所得税に関しては、育児休業給付金は所得ではないので、育休期間中に請求されるということはありません。

育休期間中の保育士宿舎借り上げ制度はどうなる?

保育園で就業中に、保育士宿舎借り上げ制度を利用して賃貸に住んでいるという方もいらっしゃると思います。

市区町村や働いている保育園によって多少のルールの違いはありますが、保育士宿舎借り上げ制度をした保育士が出産や育休に入る場合は、基本的に継続してそのまま法人が借り上げている賃貸に住むことができます。

ただし、市区町村や保育園によってもルールが異なる場合があるので、詳細は確認が必要です。

勤めている保育園に早めに復帰してほしいと言われた

勤めている保育園から、早めに育児休業から復帰して働き始めてほしいと言われたという方もいらっしゃると思います。

結論としては、育児休業は、保育園側が期間を早める変更をすることはできません。そして、勤めている保育園の指示で取得するものではないので、従う義務はありません。

先程も書いた通り、少なくとも子どもが1歳になるまでは、育児休業を取得することが可能です。その後は、保育園が決まらず待機児童となった等の場合に、さらに延長することができるという形になります。そもそも、自分の子を保育園に入れることができなければ復帰はできないので、年度途中での復帰は現実的ではないです。

育児休業はあくまでも労働者の権利になるので、自分自身の希望や意志で復帰のタイミングを決めることができます。

途中で復帰を早める、遅らせることはできる?

育児休業の復帰を早めることを「繰上げ」、遅らせることを「繰下げ」と言います。

まず、復帰を早める(繰上げ)は、基本的にはできません。保育園は育休取得者が出るにあたって、代替の人員を雇用しています。そのため、早めに復帰してしまうと、余分な人員が出てしまい、その分の給与も支払う必要が出てしまいます。そのため、基本的にはできないようになっています。

ただし、勤務している保育園の法人や会社に、育児休業の繰上げの規定があったり、保育園の状況などによっては繰上げて復帰することができる場合もあります。いずれにしても、繰上げでの復帰を希望する場合は、勤務している保育園に相談が必要です。

一方、育児休業の復帰を遅らせる「繰下げ」は1ヶ月前に申し出ることで、1回まで遅らせることができます。それとは別に、先ほども書いた、保育園が決まらず待機児童となった等の場合に、さらに延長することが可能です。

出産を機に保育園を退職するのはもったいない?

出産を機に保育園を退職しようかな悩んでいる方もいらっしゃると思います。以下の記事ではそのような方向けに、判断材料にするために知っておくべきことについて紹介しています。

まとめ:保育士の産休育休後の復帰は大変?スムーズに復職する方法とは?

今回は、保育士の産休育休後の復帰の不安とその対処法、スムーズに復帰するための方法などを紹介しました。

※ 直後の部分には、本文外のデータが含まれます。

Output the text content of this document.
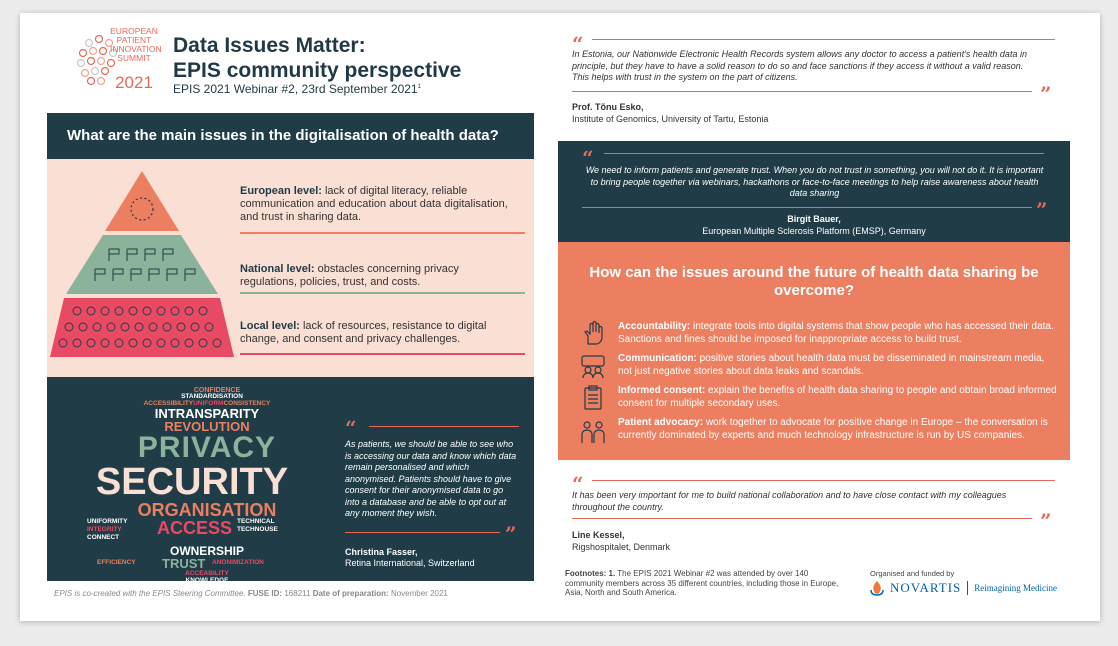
EUROPEAN
PATIENT
INNOVATION
SUMMIT
2021
Data Issues Matter:
EPIS community perspective
EPIS 2021 Webinar #2, 23rd September 2021$^1$
What are the main issues in the digitalisation of health data?
European level: lack of digital literacy, reliable communication and education about data digitalisation, and trust in sharing data.
National level: obstacles concerning privacy regulations, policies, trust, and costs.
Local level: lack of resources, resistance to digital change, and consent and privacy challenges.
CONFIDENCE
STANDARDISATION
ACCESSIBILITYUNIFORMCONSISTENCY
INTRANSPARITY
REVOLUTION
PRIVACY
SECURITY
ORGANISATION
UNIFORMITY
INTEGRITY
CONNECT ACCESS TECHNICAL
TECHNOUSE
OWNERSHIP
EFFICIENCY TRUST ANONIMIZATION
ACCEABILITY
KNOWLEDGE
UNDERSTANDING
“
As patients, we should be able to see who is accessing our data and know which data remain personalised and which anonymised. Patients should have to give consent for their anonymised data to go into a database and be able to opt out at any moment they wish.
”
Christina Fasser,
Retina International, Switzerland
EPIS is co-created with the EPIS Steering Committee. FUSE ID: 168211 Date of preparation: November 2021
“
In Estonia, our Nationwide Electronic Health Records system allows any doctor to access a patient's health data in principle, but they have to have a solid reason to do so and face sanctions if they access it without a valid reason. This helps with trust in the system on the part of citizens.
”
Prof. Tõnu Esko,
Institute of Genomics, University of Tartu, Estonia
“
We need to inform patients and generate trust. When you do not trust in something, you will not do it. It is important to bring people together via webinars, hackathons or face-to-face meetings to help raise awareness about health data sharing
”
Birgit Bauer,
European Multiple Sclerosis Platform (EMSP), Germany
How can the issues around the future of health data sharing be overcome?
Accountability: integrate tools into digital systems that show people who has accessed their data. Sanctions and fines should be imposed for inappropriate access to build trust.
Communication: positive stories about health data must be disseminated in mainstream media, not just negative stories about data leaks and scandals.
Informed consent: explain the benefits of health data sharing to people and obtain broad informed consent for multiple secondary uses.
Patient advocacy: work together to advocate for positive change in Europe – the conversation is currently dominated by experts and much technology infrastructure is run by US companies.
“
It has been very important for me to build national collaboration and to have close contact with my colleagues throughout the country.
”
Line Kessel,
Rigshospitalet, Denmark
Footnotes: 1. The EPIS 2021 Webinar #2 was attended by over 140 community members across 35 different countries, including those in Europe, Asia, North and South America.
Organised and funded by
NOVARTIS Reimagining Medicine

育児休業は、産後57日目から子どもが1歳になる誕生日の前日までが取得することができます。また、待機児童となった場合は、最大で2年まで延長することができます。

  • 育児休業期間中の給与はどうなる?
  • 育休期間中の社会保険料や税金はどうなる?
  • 育休期間中の保育士宿舎借り上げ制度はどうなる?
  • 勤めている保育園に早めに復帰してほしいと言われた
  • 途中で復帰を早める、遅らせることはできる?

という、よくある保育士の育休期間中の疑問にも回答しました。これから産休・育休を迎えるという保育士の方に参考になれば幸いです。

保育士の産休育休後の復帰・復職は、保育園側の理解もとても大切です。勤めている保育園にしっかりと自分の状況を理解してもらう努力もとても大切です。多様な働き方ができることが保育士のメリットでもあります。無理せず自分や家庭にあった働き方で復帰を考えてみてはどうでしょうか。